[PSYCH ROCK] You'd never know Viva Voce had such a tumultuous recent history—the duo of Kevin and Anita Robinson has had side projects, full-band experiments and label switches since 2009—from listening to its albums. All five of the group's proper full-length records were recorded and produced by (and primarily for) Viva Voce itself, and while 2009 release Rose City was somewhat of a stylistic departure for the duo, its back-to-basics sound seemed more a sanity-saving detour than any permanent change in direction.
Indeed, it takes about a minute of listening to The Future Will Destroy You to notice the band is back to its grueling, time-intensive studio regimen (Kevin lost over 30 pounds while working on the new disc). Opener "Plastic Radio" sounds a bit like the Clash and '80s-era Leonard Cohen, but Anita's howling guitar lines are absolute '70s stadium-rock gold à la Gary Glitter. Though the album was recorded in Kevin and Anita's house, it sounds like a big-budget release from the get-go.
"Analog Woodland Song" is the only remnant here of Rose City's breezy sound, though the gallop of "Diamond Mine" and the drum-machine-driven "We Don't Care" both hint at an uptick in hip-hop being played in the Robinson household as of late.
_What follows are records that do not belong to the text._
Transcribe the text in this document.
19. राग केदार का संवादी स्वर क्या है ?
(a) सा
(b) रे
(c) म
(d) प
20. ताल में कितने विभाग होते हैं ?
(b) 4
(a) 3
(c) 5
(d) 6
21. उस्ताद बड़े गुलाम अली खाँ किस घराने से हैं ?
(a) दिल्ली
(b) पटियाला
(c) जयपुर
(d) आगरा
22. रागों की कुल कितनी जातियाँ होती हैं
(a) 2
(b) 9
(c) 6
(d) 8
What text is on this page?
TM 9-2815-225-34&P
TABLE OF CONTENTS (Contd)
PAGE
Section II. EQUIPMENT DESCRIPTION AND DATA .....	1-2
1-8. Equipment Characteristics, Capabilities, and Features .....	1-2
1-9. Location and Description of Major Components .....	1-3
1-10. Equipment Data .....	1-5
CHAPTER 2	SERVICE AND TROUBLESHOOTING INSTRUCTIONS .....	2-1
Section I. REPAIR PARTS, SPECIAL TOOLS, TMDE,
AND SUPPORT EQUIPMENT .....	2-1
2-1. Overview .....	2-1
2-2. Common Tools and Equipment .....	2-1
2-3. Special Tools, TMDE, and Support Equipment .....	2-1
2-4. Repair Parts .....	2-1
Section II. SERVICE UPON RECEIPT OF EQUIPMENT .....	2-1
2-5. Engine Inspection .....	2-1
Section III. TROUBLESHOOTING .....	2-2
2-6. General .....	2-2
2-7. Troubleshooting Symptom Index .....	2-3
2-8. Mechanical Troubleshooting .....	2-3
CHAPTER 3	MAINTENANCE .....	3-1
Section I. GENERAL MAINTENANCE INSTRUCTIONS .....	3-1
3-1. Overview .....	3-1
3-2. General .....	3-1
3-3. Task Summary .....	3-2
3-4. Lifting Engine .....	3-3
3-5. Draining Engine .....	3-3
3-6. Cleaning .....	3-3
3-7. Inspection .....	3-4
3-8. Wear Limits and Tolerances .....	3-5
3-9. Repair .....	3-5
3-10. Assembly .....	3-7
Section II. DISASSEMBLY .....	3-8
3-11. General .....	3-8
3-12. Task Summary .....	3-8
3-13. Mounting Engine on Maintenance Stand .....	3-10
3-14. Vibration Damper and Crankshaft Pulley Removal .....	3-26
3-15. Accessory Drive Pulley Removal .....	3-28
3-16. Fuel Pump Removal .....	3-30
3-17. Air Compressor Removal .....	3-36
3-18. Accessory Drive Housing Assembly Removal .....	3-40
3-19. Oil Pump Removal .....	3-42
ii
Most of all, The Future sounds like a Viva Voce record—which is to say it's another expertly crafted psych-rock disc, the finer details of which only fellow musicians will truly appreciate. "Black Mood Ring" is a flashy slice of shoegazing Southern rock with a gorgeous space-surf breakdown—every moment of the song feels stacked impossibly high with woozy overdubs; "A Viking Love Song" delves even deeper into smoky, Middle East-vibe tripper-rock soundscaping. The band's marriage of sugary pop harmonies and heady instrumental/studio mastery isn't for everyone, but for the predisposed, this stellar new record proves that now's as good a time as any to jump on the bandwagon.
SEE IT: Viva Voce releases The Future Will Destroy You at Music Millennium on Tuesday, June 21, at 6 pm. Free. All ages.